From Foreign Affairs, July 1947

Summary:  Soviet pressure against the free institutions of the Western world is something that can be contained by the adroit and vigilant application of counterforce at a series of constantly shifting geographical and political points, corresponding to the shifts and maneuvers of Soviet policy, but which cannot be charmed or talked out of existence.

[continued...]

Now it lies in the nature of the mental world of the Soviet leaders, as well as in the character of their ideology, that no opposition to them can be officially recognized as having any merit or justification whatsoever. Such opposition can flow, in theory, only from the hostile and incorrigible forces of dying capitalism. As long as remnants of capitalism were officially recognized as existing in Russia, it was possible to place on them, as an internal element, part of the blame for the maintenance of a dictatorial form of society. But as these remnants were liquidated, little by little, this justification fell away; and when it was indicated officially that they had been finally destroyed, it disappeared altogether. And this fact created one of the most basic of the compulsions which came to act upon the Soviet regime: since capitalism no longer existed in Russia and since it could not be admitted that there could be serious or widespread opposition to the Kremlin springing spontaneously from the liberated masses under its authority, it became necessary to justify the retention of the dictatorship by stressing the menace of capitalism abroad.

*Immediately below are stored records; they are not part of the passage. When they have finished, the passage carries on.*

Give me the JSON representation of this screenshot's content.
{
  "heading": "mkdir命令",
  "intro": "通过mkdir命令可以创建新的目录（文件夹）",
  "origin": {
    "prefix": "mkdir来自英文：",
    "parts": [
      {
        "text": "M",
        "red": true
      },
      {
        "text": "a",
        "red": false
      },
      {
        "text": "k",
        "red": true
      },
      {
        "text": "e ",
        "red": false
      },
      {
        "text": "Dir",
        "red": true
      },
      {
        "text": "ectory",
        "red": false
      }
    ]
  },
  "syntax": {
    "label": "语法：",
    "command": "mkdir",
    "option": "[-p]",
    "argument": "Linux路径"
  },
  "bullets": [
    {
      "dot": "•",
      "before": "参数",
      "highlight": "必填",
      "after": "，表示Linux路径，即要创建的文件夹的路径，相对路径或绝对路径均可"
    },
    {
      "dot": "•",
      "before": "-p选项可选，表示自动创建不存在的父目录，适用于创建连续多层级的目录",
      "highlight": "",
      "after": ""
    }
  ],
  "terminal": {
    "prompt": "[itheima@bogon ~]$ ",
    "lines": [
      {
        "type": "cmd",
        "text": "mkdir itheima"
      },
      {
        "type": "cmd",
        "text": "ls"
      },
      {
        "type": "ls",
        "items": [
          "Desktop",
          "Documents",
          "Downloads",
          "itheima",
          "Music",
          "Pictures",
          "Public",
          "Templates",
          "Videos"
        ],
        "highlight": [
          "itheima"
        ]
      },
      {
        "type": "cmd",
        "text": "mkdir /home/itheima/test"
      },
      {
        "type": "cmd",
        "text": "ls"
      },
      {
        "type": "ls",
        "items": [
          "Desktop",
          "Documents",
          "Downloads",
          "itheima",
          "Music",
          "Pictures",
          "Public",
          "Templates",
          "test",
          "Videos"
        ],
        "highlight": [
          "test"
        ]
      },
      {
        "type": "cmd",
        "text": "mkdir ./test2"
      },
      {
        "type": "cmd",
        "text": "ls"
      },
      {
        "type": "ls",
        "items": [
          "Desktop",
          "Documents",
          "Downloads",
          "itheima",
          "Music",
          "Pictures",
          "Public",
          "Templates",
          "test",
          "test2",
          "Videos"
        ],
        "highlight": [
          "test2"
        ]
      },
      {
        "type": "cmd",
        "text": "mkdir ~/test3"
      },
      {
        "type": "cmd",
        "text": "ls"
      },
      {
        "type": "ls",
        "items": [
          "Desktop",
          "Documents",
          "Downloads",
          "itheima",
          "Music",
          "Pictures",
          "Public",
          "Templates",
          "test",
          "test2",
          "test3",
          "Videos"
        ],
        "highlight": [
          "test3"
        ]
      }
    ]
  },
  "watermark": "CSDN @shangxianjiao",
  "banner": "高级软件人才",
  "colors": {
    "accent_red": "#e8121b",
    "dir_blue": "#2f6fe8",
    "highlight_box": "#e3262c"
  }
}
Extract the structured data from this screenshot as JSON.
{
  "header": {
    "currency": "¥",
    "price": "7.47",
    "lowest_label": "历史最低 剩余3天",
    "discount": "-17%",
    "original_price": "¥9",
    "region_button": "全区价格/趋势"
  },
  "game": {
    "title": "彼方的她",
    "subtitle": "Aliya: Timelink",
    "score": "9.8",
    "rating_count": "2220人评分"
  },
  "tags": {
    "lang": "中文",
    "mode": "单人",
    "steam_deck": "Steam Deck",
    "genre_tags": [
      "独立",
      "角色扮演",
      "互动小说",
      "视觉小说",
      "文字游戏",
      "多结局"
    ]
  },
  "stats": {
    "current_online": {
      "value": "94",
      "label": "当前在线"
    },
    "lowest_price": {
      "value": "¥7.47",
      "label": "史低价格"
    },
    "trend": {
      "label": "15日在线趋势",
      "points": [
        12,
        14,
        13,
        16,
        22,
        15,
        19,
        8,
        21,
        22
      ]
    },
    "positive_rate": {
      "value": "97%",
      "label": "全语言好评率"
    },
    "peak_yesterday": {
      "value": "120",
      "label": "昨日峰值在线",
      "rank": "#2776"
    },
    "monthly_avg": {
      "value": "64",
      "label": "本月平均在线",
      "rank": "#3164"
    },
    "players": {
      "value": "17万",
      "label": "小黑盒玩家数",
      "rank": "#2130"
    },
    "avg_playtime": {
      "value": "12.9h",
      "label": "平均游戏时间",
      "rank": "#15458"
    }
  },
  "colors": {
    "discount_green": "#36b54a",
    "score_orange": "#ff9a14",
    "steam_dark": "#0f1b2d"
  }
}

This began at an early date. In 1924 Stalin specifically defended the retention of the "organs of suppression," meaning, among others, the army and the secret police, on the ground that "as long as there is a capitalist encirclement there will be danger of intervention with all the consequences that flow from that danger." In accordance with that theory, and from that time on, all internal opposition forces in Russia have consistently been portrayed as the agents of foreign forces of reaction antagonistic to Soviet power.

By the same token, tremendous emphasis has been placed on the original Communist thesis of a basic antagonism between the capitalist and Socialist worlds. It is clear, from many indications, that this emphasis is not founded in reality. The real facts concerning it have been confused by the existence abroad of genuine resentment provoked by Soviet philosophy and tactics and occasionally by the existence of great centers of military power, notably the Nazi regime in Germany and the Japanese Government of the late 1930s, which did indeed have aggressive designs against the Soviet Union. But there is ample evidence that the stress laid in Moscow on the menace confronting Soviet society from the world outside its borders is founded not in the realities of foreign antagonism but in the necessity of explaining away the maintenance of dictatorial authority at home.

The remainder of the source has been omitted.